Mit Feedback umgehen

"Ja was denn nun? Gestern fand er mein Bild noch super, heute hat es ihm zu viele Leute drauf!" Solche Aussagen habe ich jetzt schon ein paarmal gehört. Daraus spricht für mich, dass sich diejenige Person sehr stark darauf ausrichtet, was die Dozierenden sagen. Aber wenn man sich blind nach dem ausrichtet, von dem man denkt, dass es erwartet wird, läuft man irgendwann mit Sicherheit gegen eine Wand. Erstens sind die Dozierenden keine Gottheiten - auch sie machen Fehler. Und zweitens hilft es aus meiner Sicht nicht, wie ein Kind den scheinbaren "Regeln" zu gehorchen, die da scheinbar ausgesprochen werden. 

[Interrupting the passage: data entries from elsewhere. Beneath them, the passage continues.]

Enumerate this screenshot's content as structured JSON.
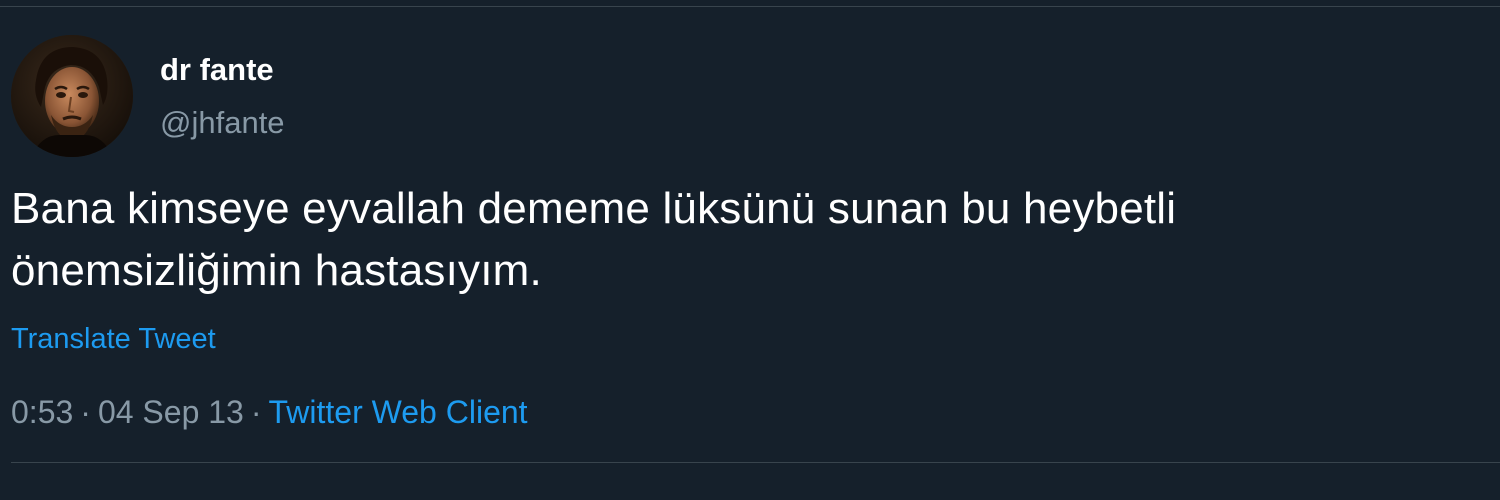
{
  "tweet": {
    "author": {
      "display_name": "dr fante",
      "handle": "@jhfante",
      "avatar_icon": "portrait-avatar"
    },
    "text_line1": "Bana kimseye eyvallah dememe lüksünü sunan bu heybetli",
    "text_line2": "önemsizliğimin hastasıyım.",
    "translate_label": "Translate Tweet",
    "time": "0:53",
    "date": "04 Sep 13",
    "separator": "·",
    "source": "Twitter Web Client"
  },
  "colors": {
    "background": "#15202b",
    "link": "#1d9bf0",
    "secondary_text": "#8899a6",
    "divider": "#38444d"
  }
}
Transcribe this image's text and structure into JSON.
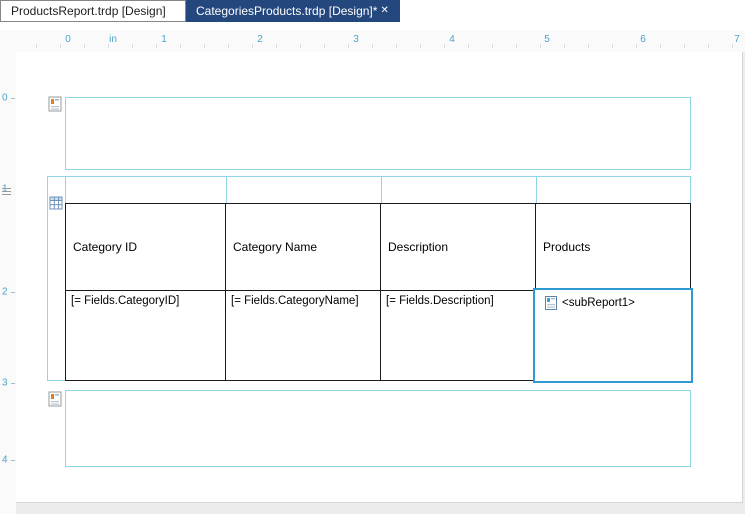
{
  "window": {
    "tabs": [
      {
        "label": "ProductsReport.trdp [Design]",
        "active": false
      },
      {
        "label": "CategoriesProducts.trdp [Design]*",
        "active": true,
        "close_icon": "✕"
      }
    ]
  },
  "ruler": {
    "h": [
      "0",
      "in",
      "1",
      "2",
      "3",
      "4",
      "5",
      "6",
      "7"
    ],
    "v": [
      "0",
      "1",
      "2",
      "3",
      "4"
    ]
  },
  "design": {
    "table": {
      "headers": [
        "Category ID",
        "Category Name",
        "Description",
        "Products"
      ],
      "detail_cells": [
        "[= Fields.CategoryID]",
        "[= Fields.CategoryName]",
        "[= Fields.Description]"
      ],
      "subreport_label": "<subReport1>"
    }
  },
  "colors": {
    "active_tab": "#24477e",
    "ruler_text": "#4aa4c8",
    "section_border": "#8ed5e6",
    "selection_border": "#2f9ad2"
  }
}
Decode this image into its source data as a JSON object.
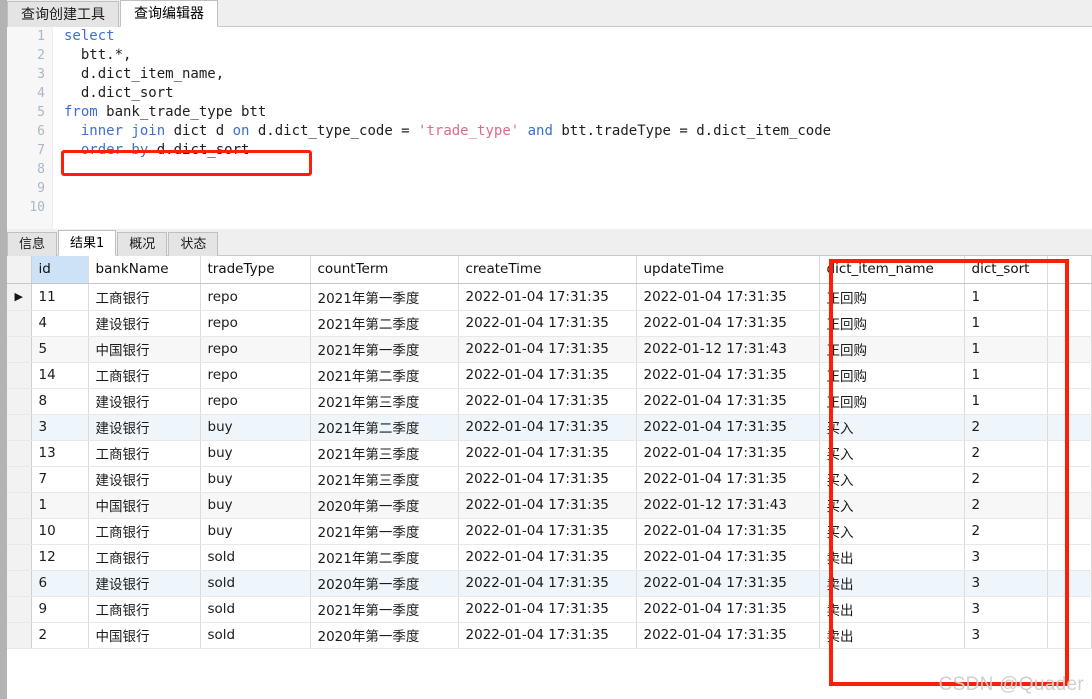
{
  "editor_tabs": [
    {
      "label": "查询创建工具",
      "active": false
    },
    {
      "label": "查询编辑器",
      "active": true
    }
  ],
  "sql": {
    "lines": [
      {
        "no": "1",
        "tokens": [
          {
            "t": "select",
            "c": "kw"
          }
        ]
      },
      {
        "no": "2",
        "tokens": [
          {
            "t": "  btt.*,",
            "c": ""
          }
        ]
      },
      {
        "no": "3",
        "tokens": [
          {
            "t": "  d.dict_item_name,",
            "c": ""
          }
        ]
      },
      {
        "no": "4",
        "tokens": [
          {
            "t": "  d.dict_sort",
            "c": ""
          }
        ]
      },
      {
        "no": "5",
        "tokens": [
          {
            "t": "from",
            "c": "kw"
          },
          {
            "t": " bank_trade_type btt",
            "c": ""
          }
        ]
      },
      {
        "no": "6",
        "tokens": [
          {
            "t": "  ",
            "c": ""
          },
          {
            "t": "inner join",
            "c": "kw"
          },
          {
            "t": " dict d ",
            "c": ""
          },
          {
            "t": "on",
            "c": "kw"
          },
          {
            "t": " d.dict_type_code = ",
            "c": ""
          },
          {
            "t": "'trade_type'",
            "c": "str"
          },
          {
            "t": " ",
            "c": ""
          },
          {
            "t": "and",
            "c": "kw"
          },
          {
            "t": " btt.tradeType = d.dict_item_code",
            "c": ""
          }
        ]
      },
      {
        "no": "7",
        "tokens": [
          {
            "t": "  ",
            "c": ""
          },
          {
            "t": "order by",
            "c": "kw"
          },
          {
            "t": " d.dict_sort",
            "c": ""
          }
        ]
      },
      {
        "no": "8",
        "tokens": [
          {
            "t": "",
            "c": ""
          }
        ]
      },
      {
        "no": "9",
        "tokens": [
          {
            "t": "",
            "c": ""
          }
        ]
      },
      {
        "no": "10",
        "tokens": [
          {
            "t": "",
            "c": ""
          }
        ]
      }
    ],
    "highlight_note": "order by d.dict_sort"
  },
  "result_tabs": [
    {
      "label": "信息",
      "active": false
    },
    {
      "label": "结果1",
      "active": true
    },
    {
      "label": "概况",
      "active": false
    },
    {
      "label": "状态",
      "active": false
    }
  ],
  "grid": {
    "columns": [
      {
        "key": "id",
        "label": "id",
        "cls": "c-id",
        "selected": true,
        "numeric": true
      },
      {
        "key": "bankName",
        "label": "bankName",
        "cls": "c-bank",
        "selected": false,
        "numeric": false
      },
      {
        "key": "tradeType",
        "label": "tradeType",
        "cls": "c-tt",
        "selected": false,
        "numeric": false
      },
      {
        "key": "countTerm",
        "label": "countTerm",
        "cls": "c-ct",
        "selected": false,
        "numeric": false
      },
      {
        "key": "createTime",
        "label": "createTime",
        "cls": "c-crt",
        "selected": false,
        "numeric": false
      },
      {
        "key": "updateTime",
        "label": "updateTime",
        "cls": "c-upd",
        "selected": false,
        "numeric": false
      },
      {
        "key": "dict_item_name",
        "label": "dict_item_name",
        "cls": "c-din",
        "selected": false,
        "numeric": false
      },
      {
        "key": "dict_sort",
        "label": "dict_sort",
        "cls": "c-ds",
        "selected": false,
        "numeric": false
      }
    ],
    "current_row_index": 0,
    "rows": [
      {
        "id": "11",
        "bankName": "工商银行",
        "tradeType": "repo",
        "countTerm": "2021年第一季度",
        "createTime": "2022-01-04 17:31:35",
        "updateTime": "2022-01-04 17:31:35",
        "dict_item_name": "正回购",
        "dict_sort": "1",
        "shade": ""
      },
      {
        "id": "4",
        "bankName": "建设银行",
        "tradeType": "repo",
        "countTerm": "2021年第二季度",
        "createTime": "2022-01-04 17:31:35",
        "updateTime": "2022-01-04 17:31:35",
        "dict_item_name": "正回购",
        "dict_sort": "1",
        "shade": ""
      },
      {
        "id": "5",
        "bankName": "中国银行",
        "tradeType": "repo",
        "countTerm": "2021年第一季度",
        "createTime": "2022-01-04 17:31:35",
        "updateTime": "2022-01-12 17:31:43",
        "dict_item_name": "正回购",
        "dict_sort": "1",
        "shade": "alt"
      },
      {
        "id": "14",
        "bankName": "工商银行",
        "tradeType": "repo",
        "countTerm": "2021年第二季度",
        "createTime": "2022-01-04 17:31:35",
        "updateTime": "2022-01-04 17:31:35",
        "dict_item_name": "正回购",
        "dict_sort": "1",
        "shade": ""
      },
      {
        "id": "8",
        "bankName": "建设银行",
        "tradeType": "repo",
        "countTerm": "2021年第三季度",
        "createTime": "2022-01-04 17:31:35",
        "updateTime": "2022-01-04 17:31:35",
        "dict_item_name": "正回购",
        "dict_sort": "1",
        "shade": ""
      },
      {
        "id": "3",
        "bankName": "建设银行",
        "tradeType": "buy",
        "countTerm": "2021年第二季度",
        "createTime": "2022-01-04 17:31:35",
        "updateTime": "2022-01-04 17:31:35",
        "dict_item_name": "买入",
        "dict_sort": "2",
        "shade": "alt2"
      },
      {
        "id": "13",
        "bankName": "工商银行",
        "tradeType": "buy",
        "countTerm": "2021年第三季度",
        "createTime": "2022-01-04 17:31:35",
        "updateTime": "2022-01-04 17:31:35",
        "dict_item_name": "买入",
        "dict_sort": "2",
        "shade": ""
      },
      {
        "id": "7",
        "bankName": "建设银行",
        "tradeType": "buy",
        "countTerm": "2021年第三季度",
        "createTime": "2022-01-04 17:31:35",
        "updateTime": "2022-01-04 17:31:35",
        "dict_item_name": "买入",
        "dict_sort": "2",
        "shade": ""
      },
      {
        "id": "1",
        "bankName": "中国银行",
        "tradeType": "buy",
        "countTerm": "2020年第一季度",
        "createTime": "2022-01-04 17:31:35",
        "updateTime": "2022-01-12 17:31:43",
        "dict_item_name": "买入",
        "dict_sort": "2",
        "shade": "alt"
      },
      {
        "id": "10",
        "bankName": "工商银行",
        "tradeType": "buy",
        "countTerm": "2021年第一季度",
        "createTime": "2022-01-04 17:31:35",
        "updateTime": "2022-01-04 17:31:35",
        "dict_item_name": "买入",
        "dict_sort": "2",
        "shade": ""
      },
      {
        "id": "12",
        "bankName": "工商银行",
        "tradeType": "sold",
        "countTerm": "2021年第二季度",
        "createTime": "2022-01-04 17:31:35",
        "updateTime": "2022-01-04 17:31:35",
        "dict_item_name": "卖出",
        "dict_sort": "3",
        "shade": ""
      },
      {
        "id": "6",
        "bankName": "建设银行",
        "tradeType": "sold",
        "countTerm": "2020年第一季度",
        "createTime": "2022-01-04 17:31:35",
        "updateTime": "2022-01-04 17:31:35",
        "dict_item_name": "卖出",
        "dict_sort": "3",
        "shade": "alt2"
      },
      {
        "id": "9",
        "bankName": "工商银行",
        "tradeType": "sold",
        "countTerm": "2021年第一季度",
        "createTime": "2022-01-04 17:31:35",
        "updateTime": "2022-01-04 17:31:35",
        "dict_item_name": "卖出",
        "dict_sort": "3",
        "shade": ""
      },
      {
        "id": "2",
        "bankName": "中国银行",
        "tradeType": "sold",
        "countTerm": "2020年第一季度",
        "createTime": "2022-01-04 17:31:35",
        "updateTime": "2022-01-04 17:31:35",
        "dict_item_name": "卖出",
        "dict_sort": "3",
        "shade": ""
      }
    ]
  },
  "annotations": {
    "highlight_color": "#fb1f09"
  },
  "watermark": "CSDN @Quader"
}
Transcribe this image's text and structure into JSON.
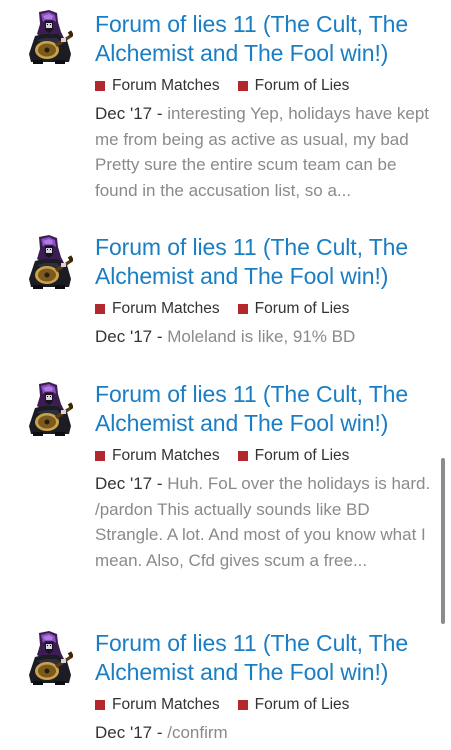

Schlussendlich geht es doch darum, dass wir selbst die Entscheidungen treffen können. Und es gibt keine Patentlösungen. Für mich in meiner Situation mit dem Bild X gibt es eine Auswahl von Lösungen - manche passen zu meiner Persönlichkeit und zu dem, was ich mit dem Bild ausdrücken will, manche nicht. Wenn ein Dozent, eine Dozentin etwas vorschlägt, ist es das, was er oder sie in jener Situation tun würde oder er oder sie sich für uns als passend vorstellt. Das kann passen, muss aber nicht.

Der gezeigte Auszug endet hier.